Take the path uphill from the signpost in the direction of Blakethwaite Dams and in about a quarter of a mile, at a cairn, go left downhill to Blakethwaite smelt mill, set tightly in its own tiny gorge. Here the ore from the local mines was smelted. Peat from the moors was used as fuel and was stored in the long building on our side of the gill. Over the stream the ore hearth was housed in a separate building - a row of iron supporting columns still exists. A waterwheel powered the bellows and the flow of water was controlled by two dams half a mile upstream. Climbing the hillside behind the ore hearth are the remains of a long flue which took the noxious fumes away from the mill.
Cross the beck here and go left. If you wish to shorten the walk then follow the track ahead as it climbs gently on to the moor before descending into Gunnerside some 2 and a half miles away (not mapped).
Our main walk, still on the Coast to Coast, follows the track from the bridge for some 100 yards before turning sharp right, uphill. In some 100 paces there's one acute bend to the left before the path continues very distinctively to the top of the moor. It's then marked by a series of cairns to where it joins a hard core moor access track which comes up from the left across the desolation of North Hush,
Bear right on the track, following it in some 400 yards through a gate. Entrancing views open up ahead towards Keld and the Pennines. Then, just after descending a left hand bend in the track go right on a signposted rough path which drops steeply for half a mile to the ruins of Swinnergill mill and mine perched dramatically at the head of the precipitous Swinnergill.

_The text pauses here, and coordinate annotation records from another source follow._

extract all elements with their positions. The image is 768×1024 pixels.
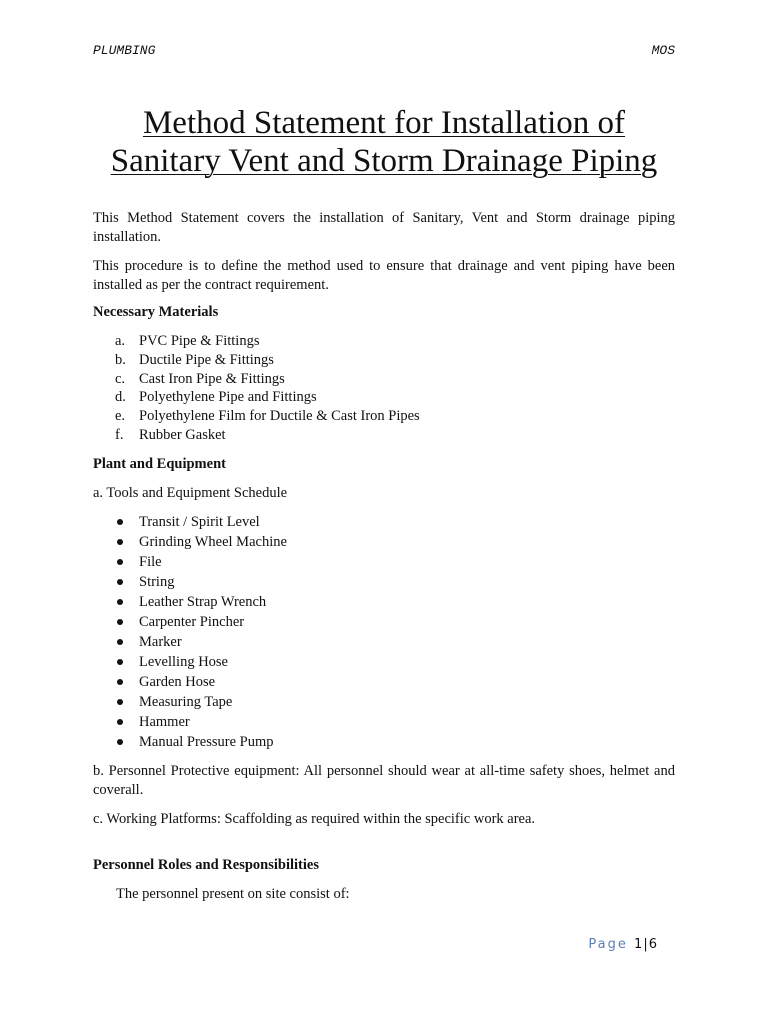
- materials-heading: Necessary Materials: [93, 304, 219, 320]
- document-title: [60, 104, 708, 180]
- list-item: [115, 592, 287, 612]
- list-item: [115, 692, 287, 712]
- platforms-paragraph: c. Working Platforms: Scaffolding as required within the specific work area.: [93, 811, 536, 827]
- roles-heading: Personnel Roles and Responsibilities: [93, 857, 319, 873]
- intro-paragraph-1: This Method Statement covers the installation of Sanitary, Vent and Storm drainage piping installation.: [93, 210, 675, 245]
- list-marker: a.: [115, 333, 126, 349]
- header-left: PLUMBING: [93, 43, 156, 58]
- page-header: [93, 43, 675, 59]
- bullet-icon: [117, 639, 123, 645]
- ppe-paragraph: b. Personnel Protective equipment: All personnel should wear at all-time safety shoes, helmet and coverall.: [93, 763, 675, 798]
- list-item-text: Ductile Pipe & Fittings: [139, 351, 274, 368]
- bullet-icon: [117, 599, 123, 605]
- bullet-icon: [117, 679, 123, 685]
- list-item-text: Transit / Spirit Level: [139, 514, 260, 530]
- title-line-2: Sanitary Vent and Storm Drainage Piping: [110, 143, 658, 179]
- title-line-1: Method Statement for Installation of: [142, 105, 626, 141]
- materials-list: [115, 332, 420, 445]
- page-total: 6: [648, 937, 658, 952]
- list-item-text: Grinding Wheel Machine: [139, 534, 287, 550]
- list-item: [115, 652, 287, 672]
- list-item: [115, 612, 287, 632]
- page-footer: [588, 937, 658, 952]
- intro-paragraph-2: This procedure is to define the method used to ensure that drainage and vent piping have been installed as per the contract requirement.: [93, 258, 675, 293]
- list-item: [115, 532, 287, 552]
- bullet-icon: [117, 519, 123, 525]
- list-marker: d.: [115, 389, 126, 406]
- bullet-icon: [117, 739, 123, 745]
- list-marker: c.: [115, 370, 126, 387]
- list-item-text: File: [139, 554, 162, 570]
- list-item-text: Cast Iron Pipe & Fittings: [139, 370, 285, 387]
- list-item-text: Carpenter Pincher: [139, 614, 245, 630]
- list-item: [115, 332, 420, 351]
- list-marker: e.: [115, 408, 126, 425]
- bullet-icon: [117, 559, 123, 565]
- page-number: 1: [634, 937, 644, 952]
- list-item-text: Polyethylene Film for Ductile & Cast Iron Pipes: [139, 408, 420, 425]
- plant-heading: Plant and Equipment: [93, 456, 226, 472]
- list-item: [115, 552, 287, 572]
- list-item-text: Garden Hose: [139, 674, 216, 690]
- bullet-icon: [117, 539, 123, 545]
- list-item: [115, 672, 287, 692]
- list-item-text: PVC Pipe & Fittings: [139, 333, 260, 349]
- list-item: [115, 512, 287, 532]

Just beyond the mine we cross a bridge over the beck and in a few yards leave the Coast to Coast, bearing left on a narrow path which plunges down the gill with a distant view of the River Swale way below. About half way down the path divides to avoid the even steeper drop the beck makes to the valley floor. I took the path to the left which crosses the stream and climbs the little shoulder of the hill ahead before dropping to the bridleway running close to the Swale.
Away to the right, at the foot of Swinnergill, the ruins of Beldi smelt mill by a ford, make an ideal picnic spot.
Our return route is now all downstream, following at first the rough bridleway across the river meadows for over a mile to where a path bears right to Ramps Holme footbridge. Do not cross it but continue ahead on the riverside path through meadows yellow with buttercups for nearly two miles to Ivelet Bridge, built in 1687 for £5 as a legacy of Philip Swale.
The path we use was part of the route along which coffins were carried from the villages of the upper dale to the consecrated churchyard at Grinton. Although disused after the building of Muker church in the 16th century it is still known as the Corpse Way. Tradition says that the large low flat stone by the road close to the bridge's eastern parapet was used as a temporary resting place for the coffin.
Do not cross the bridge but continue along the lane into the hamlet of Ivelet where turn right in front of the red phone box. From here a path crosses a succession of meadows with good views downstream. At one point, where the path approaches the river bank, make sure you go left, away from the river and over the last three fields into Gunnerside.